They may, however, be missing the larger story, as Vodafone turns to the developing world for long-term growth in its mobile voice business.
After Vodafone's share price dropped 11 percent on the announcement of the company's first-half results on Nov. 15, Sarin hit the road to convince investors and analysts that the company's strategy for growth is sound, if not spectacular. (See Vodafone Suffers in Japan.) To offset slow growth in its core, mature market, Sarin says, the company will look at Telsim-like acquisitions in the developing world, including Asia, Africa, and Eastern Europe.
Earlier this fall, Vodafone purchased 10 percent of India's largest mobile operator. (See Vodafone Buys Bharti Stake.)
The developing world isn't the only element to bottom-line growth; in recent weeks the operator has unveiled advanced services to appeal to consumer and business users alike. (See Vodafone Launches Mobile TV and Vodafone Offers Email.)
With an eye on emerging economies, Vodafone earlier this year commissioned a London School of Business study that, according to an article in the current issue of Developments magazine, delivered some interesting facts about mobile telephony in developing countries:
- An increase of 10 mobile phones per 100 people boosts GDP growth in the developing world by 0.6 percent a year.
- Between 1995 and 2003, the number of mobile phone users in 55 of the 102 poorer countries in the study surpassed the total fixed-line subscribers.
- In that same period, mobile phone penetration went from 0 to 36 percent in Albania, 0 to 30 percent in Paraguay, 0 to 21 percent in China and 0 to 9 percent in India.
"There are billions of mobile users signing up all over the planet, especially in developing economies," points out Gabriel Brown, chief analyst, Unstrung Insider. "Vodafone needs some of that. The trick is to get the properties where there is potential for growth and reasonable average returns per unit."
With access to fixed-line telephones effectively impossible in many of these countries, and the rate of mobile penetration continuing at rapid paces, many international development experts believe that mobile telephony could help build a ladder out of poverty for many Third World countries. Grameen Bank, for instance, the highly successful "micro-loan" provider in Bangladesh, now has a popular offshoot, Grameen Phone.
According to the Developments article, the United Nations goal of providing 50 percent of the world's population with access to a phone by 2015 has already been achieved -- a decade early -- almost unheard of among ambitious UN development goals. Almost 80 percent of the people in the world now live within range of a mobile network. The actual penetration rate of mobile phones is probably half that -- giving mobile operators years of growth in non-saturated markets.
Recognizing this growth potential, some equipment providers have started finding creative ways to get phones in the hands of people whose monthly income is less than the average price of a handset.

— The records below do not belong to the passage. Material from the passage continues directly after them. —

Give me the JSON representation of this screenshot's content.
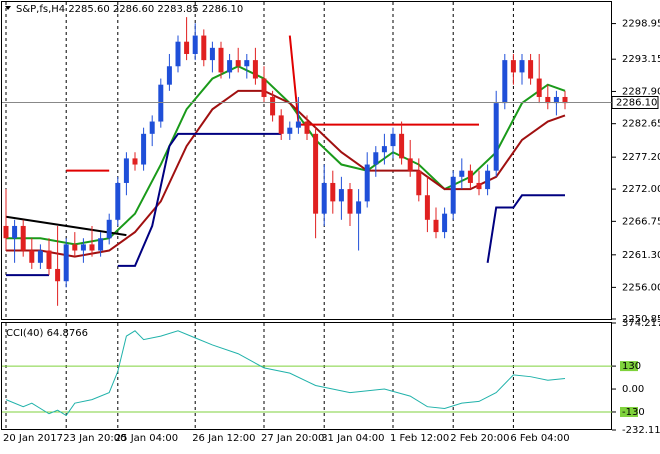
{
  "chart_data": {
    "type": "candlestick",
    "header": "S&P,fs,H4  2285.60 2286.60 2283.85 2286.10",
    "up_color": "#1f4fd8",
    "down_color": "#e02020",
    "categories": [
      "20 Jan 2017",
      null,
      null,
      null,
      null,
      null,
      null,
      "23 Jan 20:00",
      null,
      null,
      null,
      null,
      null,
      "25 Jan 04:00",
      null,
      null,
      null,
      null,
      null,
      null,
      null,
      null,
      "26 Jan 12:00",
      null,
      null,
      null,
      null,
      null,
      null,
      null,
      "27 Jan 20:00",
      null,
      null,
      null,
      null,
      null,
      null,
      "31 Jan 04:00",
      null,
      null,
      null,
      null,
      null,
      null,
      null,
      "1 Feb 12:00",
      null,
      null,
      null,
      null,
      null,
      null,
      "2 Feb 20:00",
      null,
      null,
      null,
      null,
      null,
      null,
      "6 Feb 04:00",
      null,
      null,
      null,
      null,
      null,
      null
    ],
    "ohlc": [
      [
        2266,
        2272,
        2262,
        2264
      ],
      [
        2264,
        2267,
        2260,
        2266
      ],
      [
        2266,
        2267,
        2261,
        2262
      ],
      [
        2262,
        2264,
        2259,
        2260
      ],
      [
        2260,
        2263,
        2259,
        2262
      ],
      [
        2262,
        2264,
        2258,
        2259
      ],
      [
        2259,
        2266,
        2253,
        2257
      ],
      [
        2257,
        2264,
        2256,
        2263
      ],
      [
        2263,
        2265,
        2261,
        2262
      ],
      [
        2262,
        2264,
        2260,
        2263
      ],
      [
        2263,
        2266,
        2261,
        2262
      ],
      [
        2262,
        2265,
        2261,
        2264
      ],
      [
        2264,
        2268,
        2263,
        2267
      ],
      [
        2267,
        2274,
        2266,
        2273
      ],
      [
        2273,
        2278,
        2271,
        2277
      ],
      [
        2277,
        2278,
        2275,
        2276
      ],
      [
        2276,
        2282,
        2275,
        2281
      ],
      [
        2281,
        2284,
        2279,
        2283
      ],
      [
        2283,
        2290,
        2282,
        2289
      ],
      [
        2289,
        2294,
        2288,
        2292
      ],
      [
        2292,
        2297,
        2291,
        2296
      ],
      [
        2296,
        2300,
        2293,
        2294
      ],
      [
        2294,
        2299,
        2293,
        2297
      ],
      [
        2297,
        2298,
        2292,
        2293
      ],
      [
        2293,
        2296,
        2291,
        2295
      ],
      [
        2295,
        2296,
        2290,
        2291
      ],
      [
        2291,
        2294,
        2290,
        2293
      ],
      [
        2293,
        2295,
        2291,
        2292
      ],
      [
        2292,
        2294,
        2290,
        2293
      ],
      [
        2293,
        2295,
        2289,
        2290
      ],
      [
        2290,
        2292,
        2286,
        2287
      ],
      [
        2287,
        2288,
        2283,
        2284
      ],
      [
        2284,
        2285,
        2280,
        2281
      ],
      [
        2281,
        2283,
        2280,
        2282
      ],
      [
        2282,
        2287,
        2281,
        2283
      ],
      [
        2283,
        2284,
        2280,
        2281
      ],
      [
        2281,
        2282,
        2264,
        2268
      ],
      [
        2268,
        2276,
        2266,
        2273
      ],
      [
        2273,
        2275,
        2268,
        2270
      ],
      [
        2270,
        2274,
        2267,
        2272
      ],
      [
        2272,
        2273,
        2266,
        2268
      ],
      [
        2268,
        2272,
        2262,
        2270
      ],
      [
        2270,
        2278,
        2269,
        2276
      ],
      [
        2276,
        2279,
        2274,
        2278
      ],
      [
        2278,
        2281,
        2276,
        2279
      ],
      [
        2279,
        2282,
        2277,
        2281
      ],
      [
        2281,
        2283,
        2276,
        2277
      ],
      [
        2277,
        2280,
        2274,
        2275
      ],
      [
        2275,
        2277,
        2270,
        2271
      ],
      [
        2271,
        2274,
        2265,
        2267
      ],
      [
        2267,
        2269,
        2264,
        2265
      ],
      [
        2265,
        2269,
        2264,
        2268
      ],
      [
        2268,
        2275,
        2267,
        2274
      ],
      [
        2274,
        2277,
        2272,
        2275
      ],
      [
        2275,
        2276,
        2272,
        2273
      ],
      [
        2273,
        2275,
        2271,
        2272
      ],
      [
        2272,
        2276,
        2271,
        2275
      ],
      [
        2275,
        2288,
        2274,
        2286
      ],
      [
        2286,
        2294,
        2285,
        2293
      ],
      [
        2293,
        2294,
        2289,
        2291
      ],
      [
        2291,
        2294,
        2289,
        2293
      ],
      [
        2293,
        2294,
        2289,
        2290
      ],
      [
        2290,
        2294,
        2286,
        2287
      ],
      [
        2287,
        2289,
        2285,
        2286
      ],
      [
        2286,
        2288,
        2284,
        2287
      ],
      [
        2287,
        2288,
        2285,
        2286
      ]
    ],
    "ylim": [
      2250.85,
      2302.3
    ],
    "yticks": [
      2298.95,
      2293.15,
      {
        "value": 2287.9,
        "label": "2287.90"
      },
      2282.65,
      {
        "value": 2277.2,
        "label": "2277.20"
      },
      {
        "value": 2272,
        "label": "2272.00"
      },
      2266.75,
      {
        "value": 2261.3,
        "label": "2261.30"
      },
      {
        "value": 2256,
        "label": "2256.00"
      },
      2250.85
    ],
    "last_price": {
      "value": 2286.1,
      "label": "2286.10"
    },
    "grid": true,
    "overlays": [
      {
        "color": "#1a9a1a",
        "x": [
          0,
          4,
          8,
          12,
          15,
          18,
          21,
          24,
          27,
          30,
          33,
          36,
          39,
          42,
          45,
          48,
          51,
          54,
          57,
          60,
          63,
          65
        ],
        "values": [
          2264,
          2264,
          2263,
          2264,
          2268,
          2276,
          2285,
          2290,
          2292,
          2290,
          2286,
          2280,
          2276,
          2275,
          2278,
          2276,
          2272,
          2274,
          2278,
          2286,
          2289,
          2288
        ]
      },
      {
        "color": "#a01010",
        "x": [
          0,
          4,
          8,
          12,
          15,
          18,
          21,
          24,
          27,
          30,
          33,
          36,
          39,
          42,
          45,
          48,
          51,
          54,
          57,
          60,
          63,
          65
        ],
        "values": [
          2262,
          2262,
          2261,
          2262,
          2265,
          2270,
          2279,
          2285,
          2288,
          2288,
          2286,
          2282,
          2278,
          2275,
          2275,
          2275,
          2272,
          2272,
          2274,
          2280,
          2283,
          2284
        ]
      },
      {
        "color": "#000080",
        "x": [
          0,
          5,
          6,
          13,
          15,
          17,
          19,
          20,
          32,
          33,
          56,
          57,
          59,
          60,
          62,
          65
        ],
        "values": [
          2258,
          2258,
          null,
          2259.5,
          2259.5,
          2266,
          2279,
          2281,
          2281,
          null,
          2260,
          2269,
          2269,
          2271,
          2271,
          2271
        ]
      },
      {
        "color": "#e00000",
        "x": [
          7,
          12,
          13,
          33,
          34,
          35,
          34,
          55
        ],
        "values": [
          2275,
          2275,
          null,
          2297,
          2283,
          null,
          2282.5,
          2282.5
        ]
      },
      {
        "color": "#000000",
        "x": [
          0,
          14
        ],
        "values": [
          2267.5,
          2264.5
        ]
      }
    ],
    "cci": {
      "title": "CCI(40) 64.8766",
      "color": "#20b2aa",
      "level_color": "#7fd23c",
      "ylim": [
        -232.1105,
        374.2177
      ],
      "yticks": [
        374.2177,
        130,
        {
          "value": 0,
          "label": "0.00"
        },
        -130,
        -232.1105
      ],
      "levels": [
        130,
        -130
      ],
      "x": [
        0,
        2,
        3,
        5,
        6,
        7,
        8,
        10,
        12,
        13,
        14,
        15,
        16,
        18,
        20,
        22,
        24,
        27,
        30,
        33,
        36,
        40,
        44,
        47,
        49,
        51,
        53,
        55,
        57,
        59,
        61,
        63,
        65
      ],
      "values": [
        -60,
        -100,
        -80,
        -140,
        -120,
        -150,
        -80,
        -60,
        -20,
        100,
        300,
        330,
        280,
        300,
        330,
        290,
        250,
        200,
        120,
        90,
        20,
        -20,
        0,
        -40,
        -100,
        -110,
        -80,
        -70,
        -20,
        80,
        70,
        50,
        60
      ]
    }
  }
}
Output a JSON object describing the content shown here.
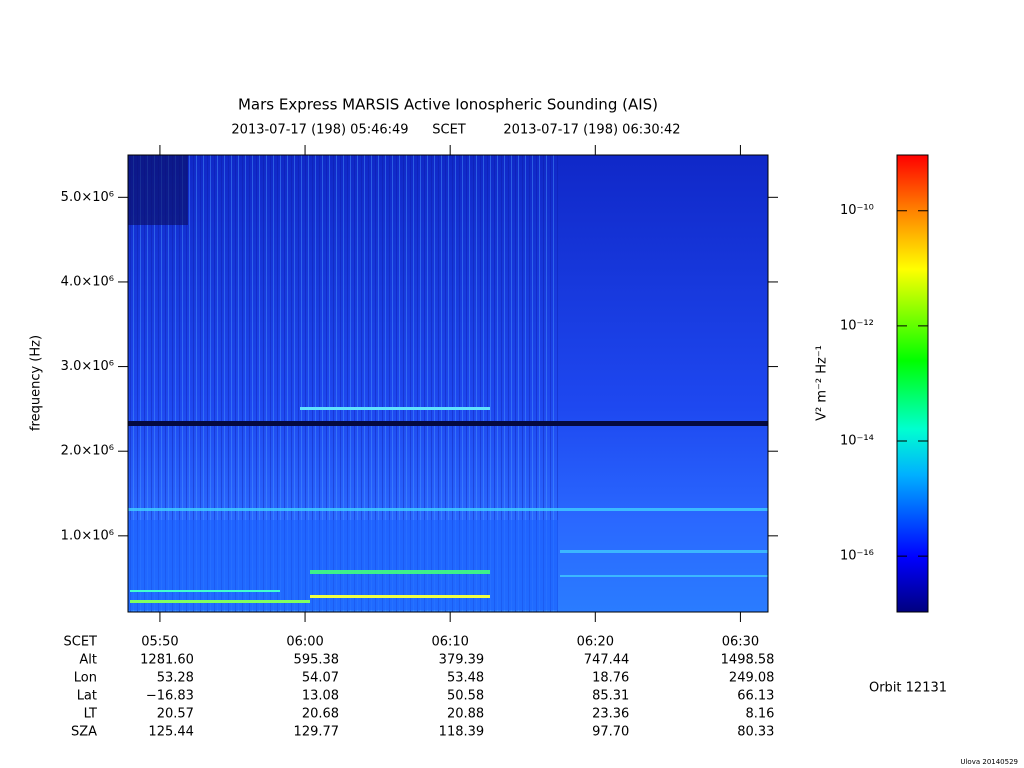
{
  "chart_data": {
    "type": "spectrogram",
    "title": "Mars Express MARSIS Active Ionospheric Sounding (AIS)",
    "time_start": "2013-07-17 (198) 05:46:49",
    "time_frame": "SCET",
    "time_end": "2013-07-17 (198) 06:30:42",
    "ylabel": "frequency (Hz)",
    "ylim": [
      100000,
      5500000
    ],
    "yticks": [
      {
        "value": 1000000,
        "label": "1.0×10⁶"
      },
      {
        "value": 2000000,
        "label": "2.0×10⁶"
      },
      {
        "value": 3000000,
        "label": "3.0×10⁶"
      },
      {
        "value": 4000000,
        "label": "4.0×10⁶"
      },
      {
        "value": 5000000,
        "label": "5.0×10⁶"
      }
    ],
    "xlim": [
      347.8,
      391.9
    ],
    "xticks": [
      {
        "value": 350,
        "label": "05:50"
      },
      {
        "value": 360,
        "label": "06:00"
      },
      {
        "value": 370,
        "label": "06:10"
      },
      {
        "value": 380,
        "label": "06:20"
      },
      {
        "value": 390,
        "label": "06:30"
      }
    ],
    "colorbar": {
      "label": "V² m⁻² Hz⁻¹",
      "scale": "log",
      "zlim": [
        1.07e-17,
        9.3e-10
      ],
      "zticks": [
        {
          "value": 1e-10,
          "label": "10⁻¹⁰"
        },
        {
          "value": 1e-12,
          "label": "10⁻¹²"
        },
        {
          "value": 1e-14,
          "label": "10⁻¹⁴"
        },
        {
          "value": 1e-16,
          "label": "10⁻¹⁶"
        }
      ]
    }
  },
  "ephemeris": {
    "time_label": "SCET",
    "rows": [
      {
        "label": "Alt",
        "values": [
          "1281.60",
          "595.38",
          "379.39",
          "747.44",
          "1498.58"
        ]
      },
      {
        "label": "Lon",
        "values": [
          "53.28",
          "54.07",
          "53.48",
          "18.76",
          "249.08"
        ]
      },
      {
        "label": "Lat",
        "values": [
          "−16.83",
          "13.08",
          "50.58",
          "85.31",
          "66.13"
        ]
      },
      {
        "label": "LT",
        "values": [
          "20.57",
          "20.68",
          "20.88",
          "23.36",
          "8.16"
        ]
      },
      {
        "label": "SZA",
        "values": [
          "125.44",
          "129.77",
          "118.39",
          "97.70",
          "80.33"
        ]
      }
    ]
  },
  "orbit": "Orbit 12131",
  "footer": "Ulova 20140529"
}
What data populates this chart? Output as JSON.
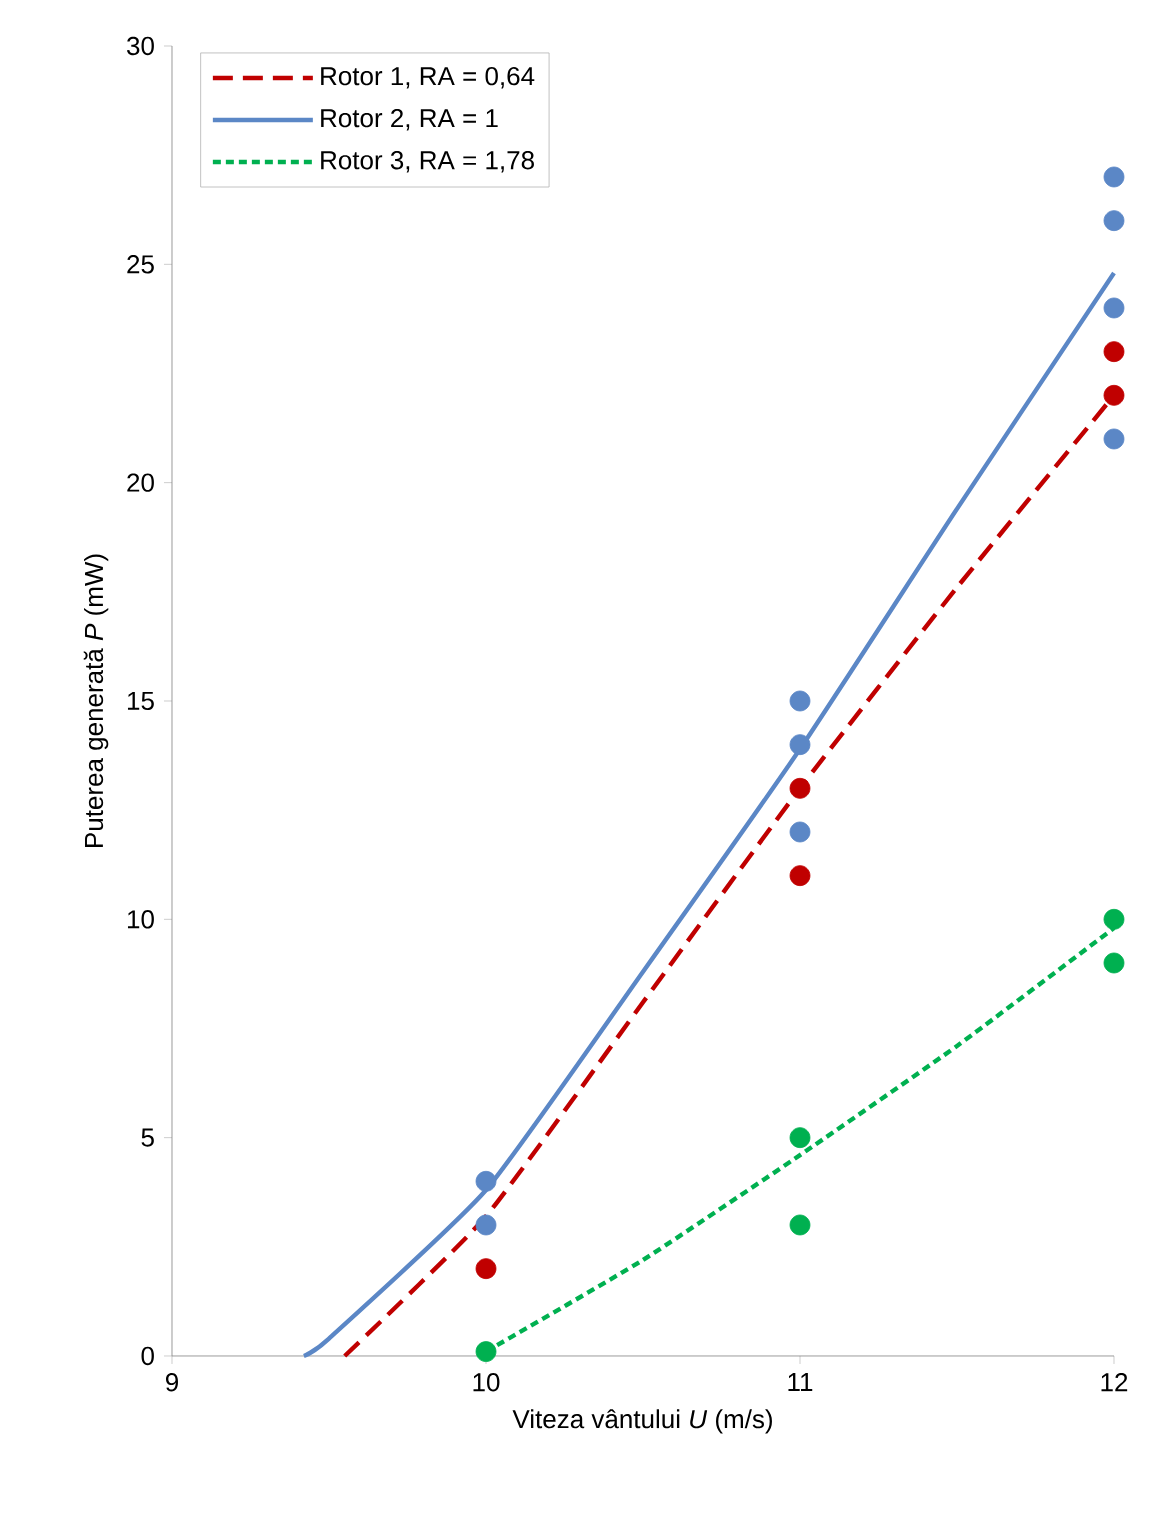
{
  "chart_data": {
    "type": "scatter",
    "xlabel": "Viteza vântului *U* (m/s)",
    "ylabel": "Puterea generată *P* (mW)",
    "xlim": [
      9,
      12
    ],
    "xticks": [
      9,
      10,
      11,
      12
    ],
    "ylim": [
      0,
      30
    ],
    "yticks": [
      0,
      5,
      10,
      15,
      20,
      25,
      30
    ],
    "legend": "top left",
    "grid": false,
    "marker": "circle",
    "series": [
      {
        "color": "#5b87c6",
        "x": [
          10,
          10,
          11,
          11,
          11,
          12,
          12,
          12,
          12
        ],
        "values": [
          4,
          3,
          15,
          14,
          12,
          27,
          26,
          24,
          21
        ]
      },
      {
        "color": "#c00000",
        "x": [
          10,
          11,
          11,
          12,
          12
        ],
        "values": [
          2,
          13,
          11,
          23,
          22
        ]
      },
      {
        "color": "#00b050",
        "x": [
          10,
          11,
          11,
          12,
          12
        ],
        "values": [
          0.1,
          5,
          3,
          10,
          9
        ]
      },
      {
        "type": "line",
        "name": "Rotor 1, RA = 0,64",
        "color": "#c00000",
        "line_style": "dashed",
        "marker": "none",
        "x": [
          9.55,
          10,
          10.5,
          11,
          11.5,
          12
        ],
        "values": [
          0,
          3.2,
          8.1,
          13.0,
          17.6,
          22.0
        ]
      },
      {
        "type": "line",
        "name": "Rotor 2, RA = 1",
        "color": "#5b87c6",
        "line_style": "solid",
        "marker": "none",
        "x": [
          9.42,
          9.5,
          10,
          10.5,
          11,
          11.5,
          12
        ],
        "values": [
          0,
          0.4,
          3.8,
          8.8,
          13.9,
          19.4,
          24.8
        ]
      },
      {
        "type": "line",
        "name": "Rotor 3, RA = 1,78",
        "color": "#00b050",
        "line_style": "dotted",
        "marker": "none",
        "x": [
          10,
          10.5,
          11,
          11.5,
          12
        ],
        "values": [
          0.1,
          2.2,
          4.6,
          7.1,
          9.8
        ]
      }
    ]
  }
}
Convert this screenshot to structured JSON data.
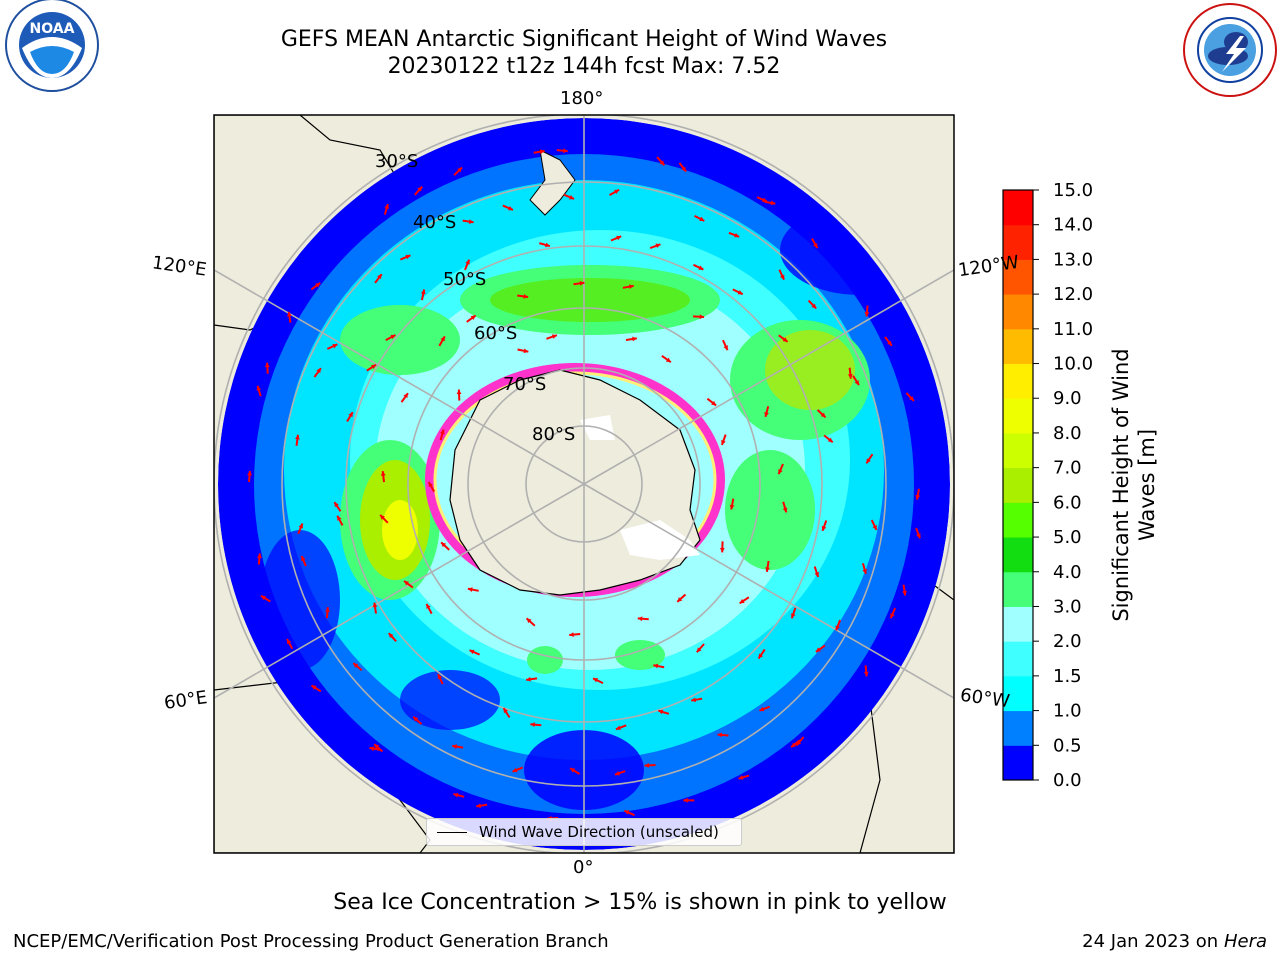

Last April, Motorola Inc. (NYSE: MOT) announced a contract to deliver 6 million handsets for under $40, signed with a consortium of mobile phone network operators in small developing countries.
Vodafone, of course, is not entering developing markets to help poor people out of poverty; it is trying to boost its business in the face of disappointing results in its core markets.
"Yes, growth is slowing down a bit, but longer term we still see good growth prospects," Sarin told Fortune in November. "Not double-digit growth like we saw in the year 2000."
If he's looking for more new markets, he might check out Lithuania. The former Soviet republic announced last month it will hold a "beauty contest" to award 3G licenses in the coming months. The only problem: with a little over 3.5 million mobile phone users, Lithuania already has more mobile subscriptions than people.